Resolvin D4 (1). To a solution of lactone 28 (11 mg, 0.0307 mmol) in MeOH (1 mL), THF (1 mL), and H2O (1 mL) was added LiOH· H2O (3 mg, 0.07 mmol). After 15 min of stirring, McIlvaine’s phosphate buffer (pH 5.0, 10 mL) was added. The resulting mixture was extracted with Et2O (×5). The combined organic extracts were dried (MgSO4) and concentrated in vacuo.
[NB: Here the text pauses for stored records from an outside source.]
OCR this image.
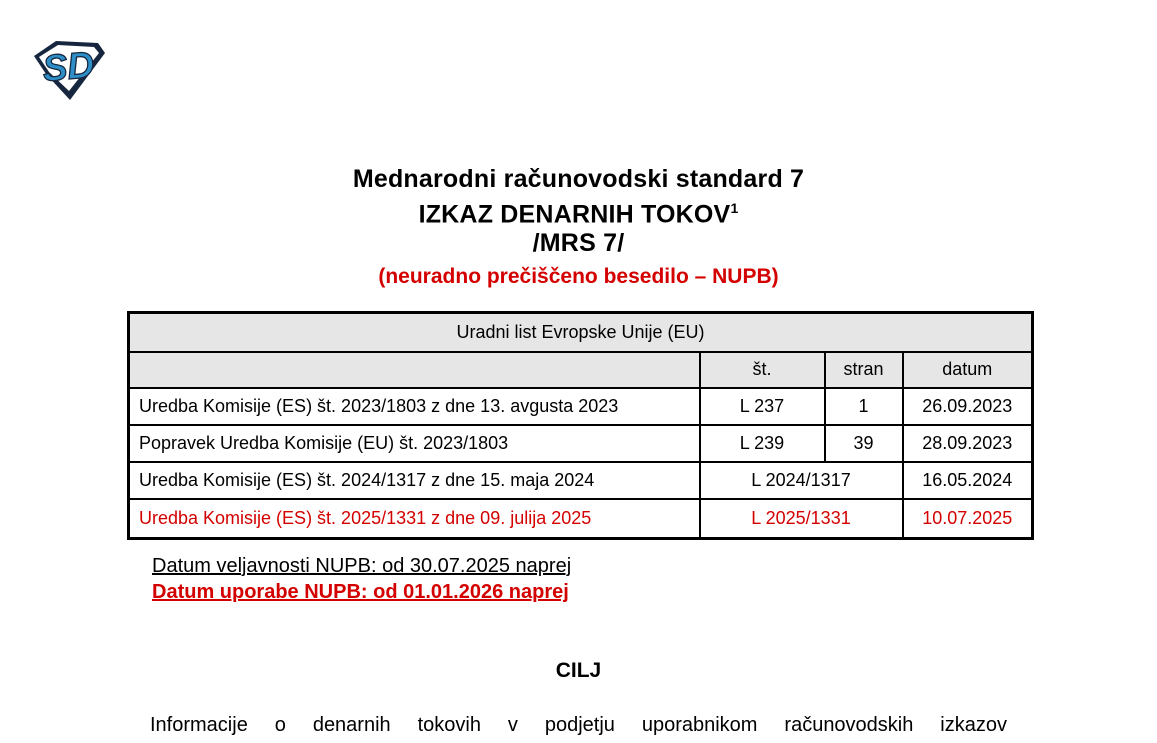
SD
Mednarodni računovodski standard 7
IZKAZ DENARNIH TOKOV$^1$
/MRS 7/
(neuradno prečiščeno besedilo – NUPB)
Uradni list Evropske Unije (EU)			
	št.	stran	datum
Uredba Komisije (ES) št. 2023/1803 z dne 13. avgusta 2023	L 237	1	26.09.2023
Popravek Uredba Komisije (EU) št. 2023/1803	L 239	39	28.09.2023
Uredba Komisije (ES) št. 2024/1317 z dne 15. maja 2024	L 2024/1317		16.05.2024
Uredba Komisije (ES) št. 2025/1331 z dne 09. julija 2025	L 2025/1331		10.07.2025
Datum veljavnosti NUPB: od 30.07.2025 naprej
Datum uporabe NUPB: od 01.01.2026 naprej
CILJ
Informacije o denarnih tokovih v podjetju uporabnikom računovodskih izkazov
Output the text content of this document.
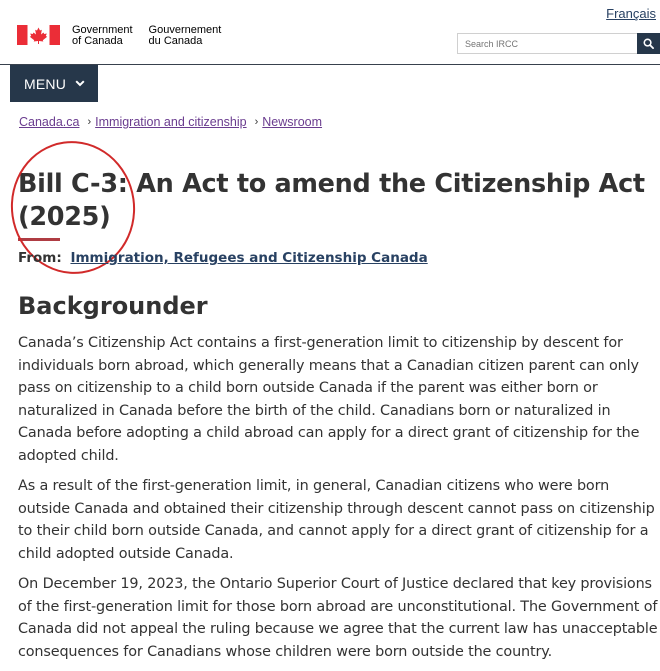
Français
Government
of Canada
Gouvernement
du Canada
Search IRCC
MENU
Canada.ca › Immigration and citizenship › Newsroom
Bill C-3: An Act to amend the Citizenship Act (2025)
From: Immigration, Refugees and Citizenship Canada
Backgrounder

Canada’s Citizenship Act contains a first-generation limit to citizenship by descent for individuals born abroad, which generally means that a Canadian citizen parent can only pass on citizenship to a child born outside Canada if the parent was either born or naturalized in Canada before the birth of the child. Canadians born or naturalized in Canada before adopting a child abroad can apply for a direct grant of citizenship for the adopted child.

As a result of the first-generation limit, in general, Canadian citizens who were born outside Canada and obtained their citizenship through descent cannot pass on citizenship to their child born outside Canada, and cannot apply for a direct grant of citizenship for a child adopted outside Canada.

On December 19, 2023, the Ontario Superior Court of Justice declared that key provisions of the first-generation limit for those born abroad are unconstitutional. The Government of Canada did not appeal the ruling because we agree that the current law has unacceptable consequences for Canadians whose children were born outside the country.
The residue was purified by chromatography on silica gel (Et2O/MeOH = 20:1) to afford RvD1 (1) (6 mg, 52%), which was further purified by using recycling HPLC (LC-Forte/R equipped with YMC-Pack SIL-60, AcOEt/MeOH = 9:1, 25 mL/min): colorless oil; Rf = 0.57 (Et2O/MeOH = 9:1); [α]20D +6 (c 0.25, MeOH); 1H NMR (400 MHz, CD3OD) δ 0.96 (t, J = 7.4 Hz, 3H), 1.57−1.69 (m, 1H), 1.84−1.95 (m, 1H), 2.06 (quint, J = 7.4 Hz, 2H), 2.22−2.54 (m, 4H), 3.11 (t, J = 7.8 Hz, 2H), 3.47−3.55 (m, 1H), 3.99 (t, J = 6.8 Hz, 1H), 4.14 (q, J = 6.6 Hz, 1H), 5.33−5.52 (m, 4H), 5.69 (dd, J = 15.2 Hz, 6.6 Hz, 1H), 5.81 (dd, J = 14.9 Hz, 6.8 Hz, 1H), 6.01 (t, J = 10.8 Hz, 1H), 6.05 (t, J = 11.2 Hz, 1H), 6.26 (dd, J = 14.6 Hz, 10.9 Hz, 1H), 6.38 (dd, J = 14.9 Hz, 10.9 Hz, 1H), 6.57 (dd, J = 15.2 Hz, 10.8 Hz, 1H), 6.59 (dd, J = 14.6 Hz, 11.2 Hz, 1H); 13C-APT NMR (100 MHz, CD3OD) δ 14.5 (+), 21.7 (−), 27.5 (−), 29.1 (−), 31.8 (−), 36.3 (−), 73.2 (+), 75.0 (+), 76.7 (+), 125.5 (+), 126.2 (+), 129.0 (+), 129.6 (+), 130.1 (+), 130.2 (+), 130.7 (+), 133.4 (+), 134.0 (+), 134.2 (+), 134.7 (+), 137.5 (+),178.1 (−); HRMS (FAB−) calcd for C22H32O5Na [(M + Na)+] 399.2147, found 399.2144. Note that three OH protons and COOH were overlapped with the residue of CD3OD at 3.3 ppm.



ASSOCIATED CONTENT

S Supporting Information *

The Supporting Information is available free of charge on the ACS Publications website at DOI: 10.1021/acs.joc.8b00256. Determination of enantiomeric purity and 1H and 13C NMR spectra (PDF)



AUTHOR INFORMATION

Corresponding Author

*E-mail: [email protected]. ORCID

Yuichi Kobayashi: 0000-0002-4385-9531 Notes

The authors declare no competing financial interest.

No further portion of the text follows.